Critical Regionalism is not so much a style as it is a critical category oriented towards certain common features, which may not always be present in the examples cited here. These features, or rather attitudes, may perhaps be best summarized as follows.
(1) Critical Regionalism has to be understood as a marginal practice, one which, while it is critical of modernization, nonetheless still refuses to abandon the emancipatory and progressive aspects of the modern architectural legacy. At the same time, Critical Regionalism's fragmentary and marginal nature serves to distance it both from normative optimization and from the naïve utopianism of the early Modern Movement. In contrast to the line that runs from Haussmann to Le Corbusier, it favors the small rather than the big plan.
(2) In this regard Critical Regionalism manifests itself as a consciously bounded architecture, one which rather than emphasizing the building as a free-standing object places the stress on the territory to be established by the structure erected on the site. This 'place-form' means that the architect must recognize the physical boundary of his work as a kind of temporal limit- the point at which the present act of building stops.
(3) Critical Regionalism favors the realization of architecture as a tectonic fact rather than the reduction of the built environment to a series of ill-assorted scenographic episodes.
(4) It may be claimed-that Critical Regionalism is regional to the degree that it invariably stresses certain site-specific factors, ranging from the topography, considered as a three-dimensional matrix into which the structure is fitted, to the varying play of local light across the structure. Light is invariably understood as the primary agent by which the volume and the tectonic value of the work are revealed. An articulate response to climatic conditions is a necessary corollary to this. Hence Critical Regionalism is opposed to the tendency of 'universal civilization' to optimize the use of air-conditioning, etc. It tends to treat all openings as delicate transitional zones with a capacity to respond to the specific conditions imposed by the site, the climate and the light.
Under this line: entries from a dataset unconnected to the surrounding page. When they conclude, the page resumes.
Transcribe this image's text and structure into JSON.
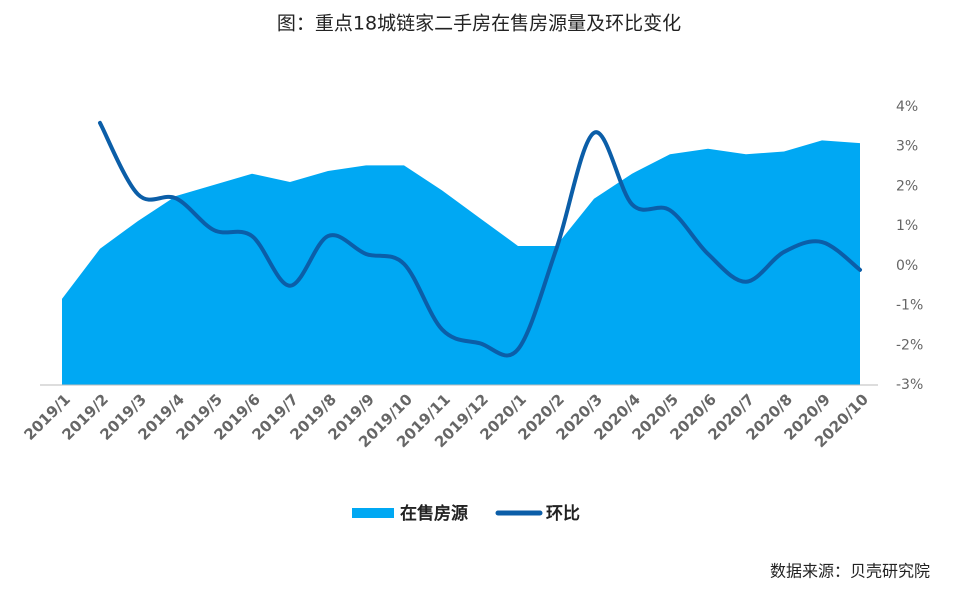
{
  "chart_data": {
    "type": "area-line",
    "title": "图：重点18城链家二手房在售房源量及环比变化",
    "source": "数据来源：贝壳研究院",
    "categories": [
      "2019/1",
      "2019/2",
      "2019/3",
      "2019/4",
      "2019/5",
      "2019/6",
      "2019/7",
      "2019/8",
      "2019/9",
      "2019/10",
      "2019/11",
      "2019/12",
      "2020/1",
      "2020/2",
      "2020/3",
      "2020/4",
      "2020/5",
      "2020/6",
      "2020/7",
      "2020/8",
      "2020/9",
      "2020/10"
    ],
    "series": [
      {
        "name": "在售房源",
        "type": "area",
        "color": "#00a8f3",
        "axis": "y",
        "values": [
          31,
          49,
          59,
          68,
          72,
          76,
          73,
          77,
          79,
          79,
          70,
          60,
          50,
          50,
          67,
          76,
          83,
          85,
          83,
          84,
          88,
          87
        ]
      },
      {
        "name": "环比",
        "type": "line",
        "color": "#0b5ea8",
        "axis": "y2",
        "values": [
          null,
          3.6,
          1.8,
          1.7,
          0.9,
          0.75,
          -0.5,
          0.75,
          0.3,
          0.05,
          -1.6,
          -1.95,
          -2.1,
          0.4,
          3.35,
          1.55,
          1.4,
          0.3,
          -0.4,
          0.35,
          0.6,
          -0.1
        ]
      }
    ],
    "ylim": [
      0,
      100
    ],
    "y2lim": [
      -3,
      4
    ],
    "y2ticks": [
      {
        "value": 4,
        "label": "4%"
      },
      {
        "value": 3,
        "label": "3%"
      },
      {
        "value": 2,
        "label": "2%"
      },
      {
        "value": 1,
        "label": "1%"
      },
      {
        "value": 0,
        "label": "0%"
      },
      {
        "value": -1,
        "label": "-1%"
      },
      {
        "value": -2,
        "label": "-2%"
      },
      {
        "value": -3,
        "label": "-3%"
      }
    ],
    "legend": "bottom"
  }
}
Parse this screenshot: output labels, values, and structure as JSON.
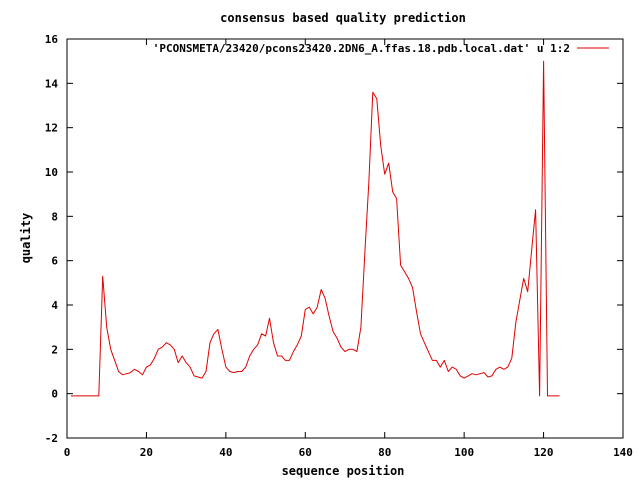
{
  "chart_data": {
    "type": "line",
    "title": "consensus based quality prediction",
    "xlabel": "sequence position",
    "ylabel": "quality",
    "xlim": [
      0,
      140
    ],
    "ylim": [
      -2,
      16
    ],
    "x_ticks": [
      0,
      20,
      40,
      60,
      80,
      100,
      120,
      140
    ],
    "y_ticks": [
      -2,
      0,
      2,
      4,
      6,
      8,
      10,
      12,
      14,
      16
    ],
    "grid": false,
    "legend_position": "top-right",
    "series": [
      {
        "name": "'PCONSMETA/23420/pcons23420.2DN6_A.ffas.18.pdb.local.dat' u 1:2",
        "color": "#e00000",
        "x": [
          1,
          2,
          3,
          4,
          5,
          6,
          7,
          8,
          9,
          10,
          11,
          12,
          13,
          14,
          15,
          16,
          17,
          18,
          19,
          20,
          21,
          22,
          23,
          24,
          25,
          26,
          27,
          28,
          29,
          30,
          31,
          32,
          33,
          34,
          35,
          36,
          37,
          38,
          39,
          40,
          41,
          42,
          43,
          44,
          45,
          46,
          47,
          48,
          49,
          50,
          51,
          52,
          53,
          54,
          55,
          56,
          57,
          58,
          59,
          60,
          61,
          62,
          63,
          64,
          65,
          66,
          67,
          68,
          69,
          70,
          71,
          72,
          73,
          74,
          75,
          76,
          77,
          78,
          79,
          80,
          81,
          82,
          83,
          84,
          85,
          86,
          87,
          88,
          89,
          90,
          91,
          92,
          93,
          94,
          95,
          96,
          97,
          98,
          99,
          100,
          101,
          102,
          103,
          104,
          105,
          106,
          107,
          108,
          109,
          110,
          111,
          112,
          113,
          114,
          115,
          116,
          117,
          118,
          119,
          120,
          121,
          122,
          123,
          124
        ],
        "y": [
          -0.1,
          -0.1,
          -0.1,
          -0.1,
          -0.1,
          -0.1,
          -0.1,
          -0.1,
          5.3,
          3.0,
          2.0,
          1.5,
          1.0,
          0.85,
          0.9,
          0.95,
          1.1,
          1.0,
          0.85,
          1.2,
          1.3,
          1.6,
          2.0,
          2.1,
          2.3,
          2.2,
          2.0,
          1.4,
          1.7,
          1.4,
          1.2,
          0.8,
          0.75,
          0.7,
          1.0,
          2.3,
          2.7,
          2.9,
          2.0,
          1.2,
          1.0,
          0.95,
          1.0,
          1.0,
          1.2,
          1.7,
          2.0,
          2.2,
          2.7,
          2.6,
          3.4,
          2.3,
          1.7,
          1.7,
          1.5,
          1.5,
          1.9,
          2.2,
          2.6,
          3.8,
          3.9,
          3.6,
          3.9,
          4.7,
          4.3,
          3.5,
          2.8,
          2.5,
          2.1,
          1.9,
          2.0,
          2.0,
          1.9,
          3.0,
          6.4,
          9.5,
          13.6,
          13.3,
          11.2,
          9.9,
          10.4,
          9.1,
          8.8,
          5.8,
          5.5,
          5.2,
          4.8,
          3.7,
          2.7,
          2.3,
          1.9,
          1.5,
          1.5,
          1.2,
          1.5,
          1.0,
          1.2,
          1.1,
          0.8,
          0.7,
          0.8,
          0.9,
          0.85,
          0.9,
          0.95,
          0.75,
          0.8,
          1.1,
          1.2,
          1.1,
          1.2,
          1.6,
          3.2,
          4.2,
          5.2,
          4.6,
          6.5,
          8.3,
          -0.1,
          15.0,
          -0.1,
          -0.1,
          -0.1,
          -0.1
        ]
      }
    ]
  }
}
(5) Critical Regionalism emphasizes the tactile as much as the visual. It is aware that the environment can be experienced in terms other than sight alone. It is sensitive to such complementary perceptions as varying levels of illumination, ambient sensations of heat, cold, humidity and air movement, varying aromas and sounds given off by different materials in different volumes, and even the varying sensations induced by floor finishes, which cause the body to experience involuntary changes in posture, gait, etc. It is opposed to the tendency in an age dominated by media to the replacement of experience by information.
(6) While opposed to the sentimental simulation of local vernacular, Critical Regionalism will, on occasion, insert reinterpreted vernacular elements as disjunctive episodes within the whole. It will moreover occasionally derive such elements from foreign sources. In other words it will endeavor to cultivate a contemporary place-oriented culture without becoming unduly hermetic, either at the level of formal reference or at the level of technology. In this regard, it tends towards the paradoxical creation of a regionally based 'world culture', almost as though this were a precondition for achieving a relevant form of contemporary practice.
(7) Critical Regionalism tends to flourish in those cultural interstices which in one way or another are able to escape the optimizing thrust of universal civilization. Its appearance suggests that the received notion of the dominant cultural center surrounded by dependent, dominated satellites is ultimately an inadequate model by which to assess the present state of modern architecture.